In der Praxis des Allgemeinmediziners und Landarztes Dr. Walter Schupfner wird dringend Nachwuchs gesucht.

Heist. Dr. Walter Schupfner ist Landarzt aus Leidenschaft, und das seit 1982. Doch jetzt, mit 68 Jahren, will er langsam zur Ruhe kommen, die Praxis einem jungen Nachfolger übergeben. Doch es findet sich niemand, der ins Dorf Heist passt, das an der Nahtstelle zwischen Geest und Marsch liegt, wo 14 000 Menschen leben.

Für Schupfner, der in Frankfurt am Main aufgewachsen ist und dort studiert hat, war es nie eine Frage, ob er in der Stadt oder auf dem Lande praktiziert. Er hatte als Mediziner seinen Traumberuf gefunden, kann seitdem Menschen helfen und lebt in einem Umfeld, "in dem jeder gern lebt". Einzig das politische Umfeld belastet die Leidenschaft. "Wir haben die beste medizinische Versorgung der Welt und eine sehr gute Ausbildung", lobt Schupfner. Einzig die politischen Rahmenbedingungen, die "fast halbjährlich verändert werden", bringen Schupfner und seine Kollegen in Rage.

Der von oben verordnete Bürokratismus wachse und wachse. Das sei ein wichtiger Grund dafür, dass die Suche nach einem Nachfolger für ihn und andere in die Jahre gekommenen Mediziner so schwierig sei. Gleichzeitig werde das Einkommen durch die laufenden Veränderungen der Gebührenordnung immer stärker eingeschränkt. Ein Jungmediziner könne unter den jetzigen Bedingungen eine Praxis kaum finanzieren. Schupfner: "Der Staat muss wie in Großbritannien das Gesundheitssystem aus Steuermittel mitfinanzieren."

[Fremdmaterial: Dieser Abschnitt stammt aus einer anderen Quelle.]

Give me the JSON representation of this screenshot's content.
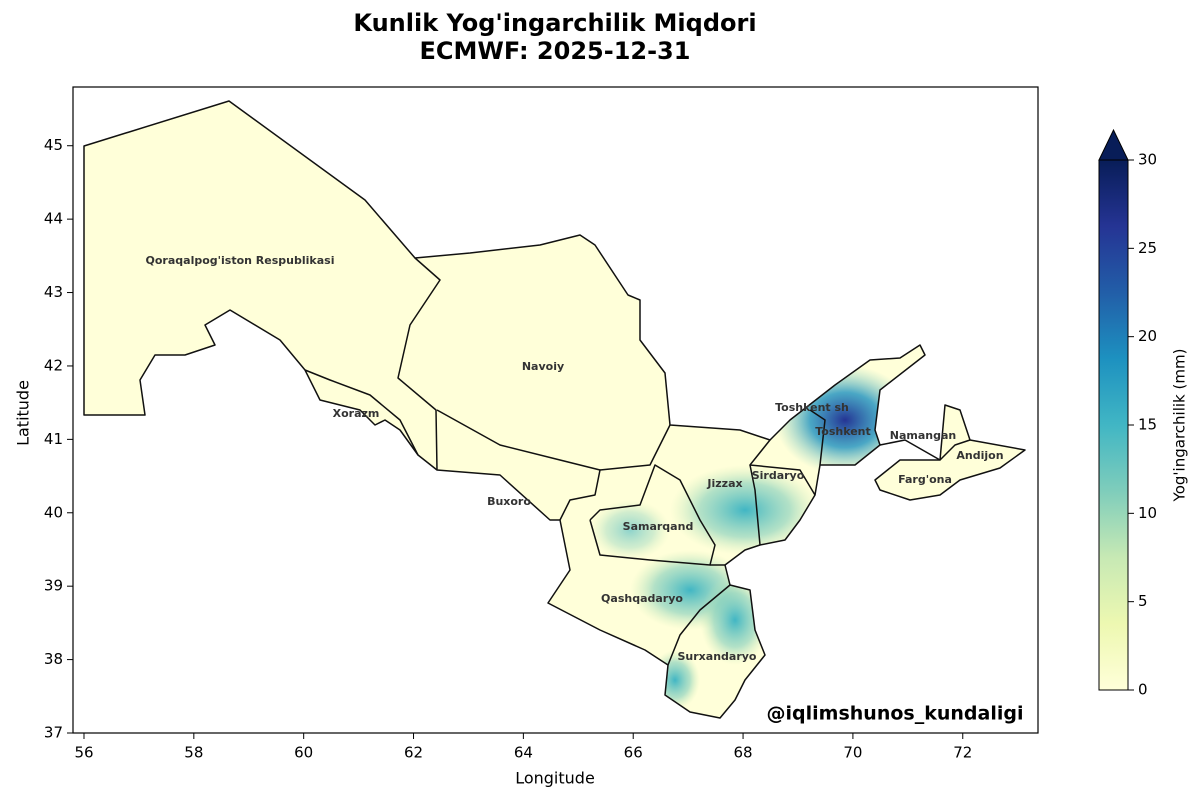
{
  "chart_data": {
    "type": "map",
    "title": "Kunlik Yog'ingarchilik Miqdori",
    "subtitle": "ECMWF: 2025-12-31",
    "xlabel": "Longitude",
    "ylabel": "Latitude",
    "xlim": [
      55.8,
      73.37
    ],
    "ylim": [
      37,
      45.8
    ],
    "xticks": [
      56,
      58,
      60,
      62,
      64,
      66,
      68,
      70,
      72
    ],
    "yticks": [
      37,
      38,
      39,
      40,
      41,
      42,
      43,
      44,
      45
    ],
    "colorbar": {
      "label": "Yog'ingarchilik (mm)",
      "lim": [
        0,
        30
      ],
      "ticks": [
        0,
        5,
        10,
        15,
        20,
        25,
        30
      ],
      "colors": [
        "#ffffd9",
        "#edf8b1",
        "#c7e9b4",
        "#7fcdbb",
        "#41b6c4",
        "#1d91c0",
        "#225ea8",
        "#253494",
        "#081d58"
      ]
    },
    "regions": [
      "Qoraqalpog'iston Respublikasi",
      "Navoiy",
      "Xorazm",
      "Buxoro",
      "Samarqand",
      "Jizzax",
      "Sirdaryo",
      "Toshkent sh",
      "Toshkent",
      "Namangan",
      "Andijon",
      "Farg'ona",
      "Qashqadaryo",
      "Surxandaryo"
    ],
    "watermark": "@iqlimshunos_kundaligi"
  }
}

Noch ein zweites Hindernis schreckt junge Ärzte ab: der hohe Zeitaufwand. Notdienste quasi rund um die Uhr. Walter Schupfner hat diese Aufgaben zumeist gern übernommen. Auch das hat die Bindung zu vielen Patienten gestärkt. Mit den meisten alten Leuten ist er schon lange "per du". Grinsend horchen sie beim kurzen Gespräch auf Plattdeutsch auf den Akzent des Mannes, der in Hessen zu Hause war.

Bei Schupfner fühlen sie sich geborgen. "Ich kann mir gar keinen anderen Arzt vorstellen", erzählt die 60 Jahre alte Patientin, die noch schnell ohne Termin in der Mittagszeit in die Sprechstunde gehuscht ist, um mit dem Doktor ein Problem zu besprechen.

Eine Stärke Schupfners ist das umfangreiche Wissen, das er sich im Studium, in den ersten Wanderjahren als Arzt und später auf Fortbildungen erarbeitet hat. Er hat in der Dialyse gelernt, ist Facharzt für Inneres, wendet Naturmedizin an und kann noch vieles mehr. Auch diese Voraussetzungen bringen heute wenige Mediziner mit. "Viele sind zu fachspezifisch geprägt", beklagt der 68-Jährige.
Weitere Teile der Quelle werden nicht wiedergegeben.